# Check my hedgie home?



## timesnewlauren (Nov 30, 2015)

Hey all, I've been following this forum for a few months in preparation for bringing my quill baby home. It's already helped me with a lot, like having a water dish over a bottle, safe toys and treats, and that the silent spinner I got in preparation was unsafe (so glad I found this out ahead of time!) But now he's finally home (I'm thinking Quilliam or Quigley, but I'm undecided), and after I purchased a few new things on the way, I just wanted to check and see if everything seems safe and happy for my tiny friend.

As a note, the current wheel is a temporary solution while I wait for my csbw to arrive. It was the safest-looking one I could find at the petstore, I know it's not ideal, but he is still small enough that the size is okay and it should be switched out in about a week. 

Also, I'm currently using care fresh but considering switching to fleece at some point. My only concern is that, in the short time I've had him, I've noticed that he LOVES to burrow and dig and push things around with his nose, and I'm concerned that he'll miss that with the fleece. Thoughts?


----------



## twobytwopets (Feb 2, 2014)

What is your heating source? 
A lot of hedgies do fine fulling their digging needs with a dig box.


----------



## timesnewlauren (Nov 30, 2015)

twobytwopets said:


> What is your heating source?
> A lot of hedgies do fine fulling their digging needs with a dig box.


I have a CHE bulb in that light above him. I tried to get it in the picture but it's tricky to see with the day-light on. It's been keeping pretty well between 76 and 78 degrees.


----------



## nikki (Aug 28, 2008)

Do you have the CHE connected to a thermostat?

You need to have a lid on the bin too, even a baby hedgehog can escape a bin if they want to.


----------



## timesnewlauren (Nov 30, 2015)

nikki said:


> Do you have the CHE connected to a thermostat?
> 
> You need to have a lid on the bin too, even a baby hedgehog can escape a bin if they want to.


It's not connected but I've been monitoring it pretty closely. I thought the lamp I got had a way to connect that thermostat to it, but I can't seem to find anything. Could you recommend a better lamp to me?
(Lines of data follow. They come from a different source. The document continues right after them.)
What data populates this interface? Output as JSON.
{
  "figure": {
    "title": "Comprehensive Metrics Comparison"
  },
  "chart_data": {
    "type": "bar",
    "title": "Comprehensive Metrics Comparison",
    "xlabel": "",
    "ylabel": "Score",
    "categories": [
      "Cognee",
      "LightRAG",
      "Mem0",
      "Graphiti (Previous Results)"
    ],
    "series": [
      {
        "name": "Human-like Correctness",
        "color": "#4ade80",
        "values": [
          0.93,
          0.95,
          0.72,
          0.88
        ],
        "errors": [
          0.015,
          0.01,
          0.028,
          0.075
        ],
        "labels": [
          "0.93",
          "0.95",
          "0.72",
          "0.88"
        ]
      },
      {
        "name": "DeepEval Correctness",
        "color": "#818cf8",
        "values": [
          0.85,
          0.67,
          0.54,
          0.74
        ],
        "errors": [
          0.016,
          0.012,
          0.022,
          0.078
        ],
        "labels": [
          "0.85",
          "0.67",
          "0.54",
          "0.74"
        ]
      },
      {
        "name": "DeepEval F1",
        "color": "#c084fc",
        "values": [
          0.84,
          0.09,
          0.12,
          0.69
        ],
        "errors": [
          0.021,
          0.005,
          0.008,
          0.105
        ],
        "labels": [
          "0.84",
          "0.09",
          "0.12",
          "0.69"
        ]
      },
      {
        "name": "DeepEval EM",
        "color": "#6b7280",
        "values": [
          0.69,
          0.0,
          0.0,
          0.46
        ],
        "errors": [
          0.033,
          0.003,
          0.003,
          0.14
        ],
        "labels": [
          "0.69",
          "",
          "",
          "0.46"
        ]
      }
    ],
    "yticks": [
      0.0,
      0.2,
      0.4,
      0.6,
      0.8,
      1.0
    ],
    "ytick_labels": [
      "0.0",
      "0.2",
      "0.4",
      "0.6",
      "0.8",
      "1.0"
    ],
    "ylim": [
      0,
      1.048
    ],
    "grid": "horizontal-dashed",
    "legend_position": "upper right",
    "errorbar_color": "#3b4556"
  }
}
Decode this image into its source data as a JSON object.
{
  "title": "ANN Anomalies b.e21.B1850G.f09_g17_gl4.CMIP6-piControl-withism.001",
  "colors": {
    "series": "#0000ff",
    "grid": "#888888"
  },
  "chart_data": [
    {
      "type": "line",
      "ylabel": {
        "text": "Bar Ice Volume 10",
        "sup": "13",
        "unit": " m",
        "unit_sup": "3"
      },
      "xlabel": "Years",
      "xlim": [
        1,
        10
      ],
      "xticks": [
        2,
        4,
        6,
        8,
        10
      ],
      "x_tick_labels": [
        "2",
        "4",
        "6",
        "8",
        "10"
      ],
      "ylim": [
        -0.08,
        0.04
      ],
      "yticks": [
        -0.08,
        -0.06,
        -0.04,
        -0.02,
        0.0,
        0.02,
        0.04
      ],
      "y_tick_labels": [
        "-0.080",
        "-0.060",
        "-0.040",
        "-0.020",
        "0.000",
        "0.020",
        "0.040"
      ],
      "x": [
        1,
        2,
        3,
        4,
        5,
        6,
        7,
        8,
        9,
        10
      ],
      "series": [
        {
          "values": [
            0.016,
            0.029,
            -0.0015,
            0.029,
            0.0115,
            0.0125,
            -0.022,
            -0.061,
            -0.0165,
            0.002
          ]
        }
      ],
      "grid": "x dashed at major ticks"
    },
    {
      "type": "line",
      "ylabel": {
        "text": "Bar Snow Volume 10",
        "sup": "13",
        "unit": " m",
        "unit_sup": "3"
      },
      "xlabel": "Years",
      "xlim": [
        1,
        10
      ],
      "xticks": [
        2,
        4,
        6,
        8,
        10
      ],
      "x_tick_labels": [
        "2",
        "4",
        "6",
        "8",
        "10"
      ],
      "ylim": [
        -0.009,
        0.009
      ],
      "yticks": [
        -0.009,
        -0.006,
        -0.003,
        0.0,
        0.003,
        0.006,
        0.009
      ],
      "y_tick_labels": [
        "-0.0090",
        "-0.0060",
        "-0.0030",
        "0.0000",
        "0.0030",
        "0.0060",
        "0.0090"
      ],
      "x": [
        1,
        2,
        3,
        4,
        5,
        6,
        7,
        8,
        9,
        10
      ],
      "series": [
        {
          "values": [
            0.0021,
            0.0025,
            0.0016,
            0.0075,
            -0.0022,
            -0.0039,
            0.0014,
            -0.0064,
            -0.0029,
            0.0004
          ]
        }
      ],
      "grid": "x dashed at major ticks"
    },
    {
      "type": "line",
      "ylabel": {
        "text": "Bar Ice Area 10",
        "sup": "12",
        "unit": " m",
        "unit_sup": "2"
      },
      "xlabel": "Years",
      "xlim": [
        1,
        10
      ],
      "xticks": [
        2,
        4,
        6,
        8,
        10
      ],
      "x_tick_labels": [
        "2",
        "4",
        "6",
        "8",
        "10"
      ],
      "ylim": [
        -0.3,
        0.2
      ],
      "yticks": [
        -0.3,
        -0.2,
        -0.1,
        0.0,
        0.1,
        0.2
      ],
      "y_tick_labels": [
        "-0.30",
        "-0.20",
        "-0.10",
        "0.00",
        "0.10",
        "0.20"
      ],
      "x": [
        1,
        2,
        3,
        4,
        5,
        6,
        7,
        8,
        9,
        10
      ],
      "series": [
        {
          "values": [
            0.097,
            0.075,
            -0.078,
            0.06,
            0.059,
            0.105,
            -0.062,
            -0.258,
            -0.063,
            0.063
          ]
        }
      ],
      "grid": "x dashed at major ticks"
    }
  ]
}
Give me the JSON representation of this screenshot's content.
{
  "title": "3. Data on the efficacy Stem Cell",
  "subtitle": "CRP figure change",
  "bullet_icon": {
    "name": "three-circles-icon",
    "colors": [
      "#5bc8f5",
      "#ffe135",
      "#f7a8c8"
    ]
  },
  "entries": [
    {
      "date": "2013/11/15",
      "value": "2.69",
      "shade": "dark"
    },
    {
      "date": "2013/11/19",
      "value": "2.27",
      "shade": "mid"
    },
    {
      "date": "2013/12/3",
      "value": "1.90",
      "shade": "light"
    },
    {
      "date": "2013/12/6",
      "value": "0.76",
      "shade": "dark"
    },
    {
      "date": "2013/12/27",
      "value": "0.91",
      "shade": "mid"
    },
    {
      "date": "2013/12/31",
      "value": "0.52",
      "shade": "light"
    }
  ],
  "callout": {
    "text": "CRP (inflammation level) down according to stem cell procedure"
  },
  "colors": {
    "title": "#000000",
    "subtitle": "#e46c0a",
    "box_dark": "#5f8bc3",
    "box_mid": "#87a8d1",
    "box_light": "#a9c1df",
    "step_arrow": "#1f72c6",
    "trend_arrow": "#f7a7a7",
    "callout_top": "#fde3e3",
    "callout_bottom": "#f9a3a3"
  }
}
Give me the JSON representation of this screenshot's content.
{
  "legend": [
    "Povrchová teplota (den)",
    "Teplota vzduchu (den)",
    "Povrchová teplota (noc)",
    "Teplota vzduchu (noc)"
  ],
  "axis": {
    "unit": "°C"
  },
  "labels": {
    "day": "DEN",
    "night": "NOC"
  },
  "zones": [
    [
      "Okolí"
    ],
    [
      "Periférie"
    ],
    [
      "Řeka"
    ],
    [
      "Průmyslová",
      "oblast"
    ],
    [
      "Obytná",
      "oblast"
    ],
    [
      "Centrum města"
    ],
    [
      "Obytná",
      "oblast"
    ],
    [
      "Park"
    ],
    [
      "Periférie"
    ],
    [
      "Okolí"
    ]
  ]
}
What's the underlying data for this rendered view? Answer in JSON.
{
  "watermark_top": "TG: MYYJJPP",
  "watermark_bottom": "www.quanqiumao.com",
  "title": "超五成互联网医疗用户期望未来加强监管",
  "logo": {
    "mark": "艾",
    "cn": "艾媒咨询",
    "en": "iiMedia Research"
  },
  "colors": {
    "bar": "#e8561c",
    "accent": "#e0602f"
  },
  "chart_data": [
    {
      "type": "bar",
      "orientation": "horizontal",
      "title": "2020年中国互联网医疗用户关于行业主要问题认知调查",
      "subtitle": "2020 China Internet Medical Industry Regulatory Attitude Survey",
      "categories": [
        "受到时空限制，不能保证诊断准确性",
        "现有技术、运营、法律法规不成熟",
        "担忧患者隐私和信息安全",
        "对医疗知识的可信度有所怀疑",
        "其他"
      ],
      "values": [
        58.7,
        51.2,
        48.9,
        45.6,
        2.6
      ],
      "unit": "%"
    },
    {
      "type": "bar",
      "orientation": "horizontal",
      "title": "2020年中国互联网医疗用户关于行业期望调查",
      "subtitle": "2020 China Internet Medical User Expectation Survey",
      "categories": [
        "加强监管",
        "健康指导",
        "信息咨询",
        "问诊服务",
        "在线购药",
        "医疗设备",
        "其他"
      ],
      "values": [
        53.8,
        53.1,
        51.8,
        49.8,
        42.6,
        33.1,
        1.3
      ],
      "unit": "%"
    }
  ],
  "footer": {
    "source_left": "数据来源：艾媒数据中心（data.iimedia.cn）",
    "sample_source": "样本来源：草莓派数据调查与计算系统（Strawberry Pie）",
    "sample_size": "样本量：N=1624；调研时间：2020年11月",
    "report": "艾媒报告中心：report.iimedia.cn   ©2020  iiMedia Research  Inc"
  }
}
And with regards to the lid, I had definitely considered that, but I'm not sure how to do it with the heat lamp still above it. Do you have a recommendation for a lid set up that would still let heat in?


----------



## shinydistraction (Jul 6, 2014)

You can use wire shelving. That way you can set the CHE dome right on top of it.


----------



## timesnewlauren (Nov 30, 2015)

I hadn't thought of that. thanks!


----------



## nikki (Aug 28, 2008)

You should be able to just plug the cord for the CHE into the thermostat. This link shows different thermostats. Amazon.com : Zoo Med ReptiTemp 500R Remote Sensor Thermostat : Pet Thermometers : Pet Supplies

The CHE cord plugs into it and then the thermostat plugs into the wall and keeps the temperature steady.


----------